Monday, March 02, 2020

How International is the English Language?

I'm used to rejection. It's part of life being a writer and in fact I can see a lot of value in the 'aim for 100 rejections in a year' idea. However, the best rejections offer constructive criticism or are neutral in tone. Today I received a really rude rejection from an American editor who suggested that though 'people in Scotland may speak like that' people in America would not want to read it.

Now I accept that there may be good reasons that my story didn't get included in the anthology in question but this is not a good reason. 

The characters are Scottish, the setting is Scotland, sometime in the medium future.
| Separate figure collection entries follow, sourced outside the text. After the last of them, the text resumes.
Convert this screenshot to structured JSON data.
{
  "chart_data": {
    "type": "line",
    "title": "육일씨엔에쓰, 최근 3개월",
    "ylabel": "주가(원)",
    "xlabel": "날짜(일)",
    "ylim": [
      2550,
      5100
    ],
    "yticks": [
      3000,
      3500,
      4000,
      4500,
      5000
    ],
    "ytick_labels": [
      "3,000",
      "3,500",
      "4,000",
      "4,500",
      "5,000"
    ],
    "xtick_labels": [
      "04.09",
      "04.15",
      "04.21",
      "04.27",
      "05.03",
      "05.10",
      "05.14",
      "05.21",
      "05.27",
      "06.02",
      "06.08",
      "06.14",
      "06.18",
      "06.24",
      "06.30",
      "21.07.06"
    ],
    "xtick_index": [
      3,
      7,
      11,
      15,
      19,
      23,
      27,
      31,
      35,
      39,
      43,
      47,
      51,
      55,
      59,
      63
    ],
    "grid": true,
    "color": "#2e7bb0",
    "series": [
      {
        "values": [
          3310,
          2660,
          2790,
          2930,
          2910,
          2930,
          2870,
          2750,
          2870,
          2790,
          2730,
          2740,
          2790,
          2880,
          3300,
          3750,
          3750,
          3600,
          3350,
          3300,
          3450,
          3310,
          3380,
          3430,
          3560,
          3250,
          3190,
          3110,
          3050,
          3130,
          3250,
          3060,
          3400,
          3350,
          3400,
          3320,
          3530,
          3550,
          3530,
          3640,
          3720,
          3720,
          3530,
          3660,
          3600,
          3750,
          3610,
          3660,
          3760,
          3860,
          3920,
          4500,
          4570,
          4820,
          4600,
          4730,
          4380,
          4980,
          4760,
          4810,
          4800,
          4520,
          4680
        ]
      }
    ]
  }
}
There are three styles of speaking in the story, there are those who speak an urban Scots-influenced English, those who speak a Western Isles style of English influenced by the rhythms of Gaelic (the first language of many people in those islands) and there is a character who speaks a very careful English because it's his second language and he doesn't want to make errors. All the ways of speaking are slightly different than they are now, because, well it's the future and language changes.

I haven't included swear words or particularly obscure Scots words and I've kept all elements of Scots in the dialogue, rather than in the narrative. To my eye, all the characters speak a readable form of English, with some influences from Scots and the rhythms of Gaelic. This makes the characters more individual and adds authenticity to the story. After all, people in Scotland don't actually speak like Americans and I certainly don't want to think that in the medium future, we'll all have, like, American accents.

Why shouldn't Americans want to read this? After all, Scottish cinemas show loads of American films and we have to listen to accents and dialects from across the States. I can't imagine a British editor would tell an American writer that they couldn't accept a story set in America because the characters sound too American!

People have different ways of speaking and reflecting that in fiction is surely a positive not a negative.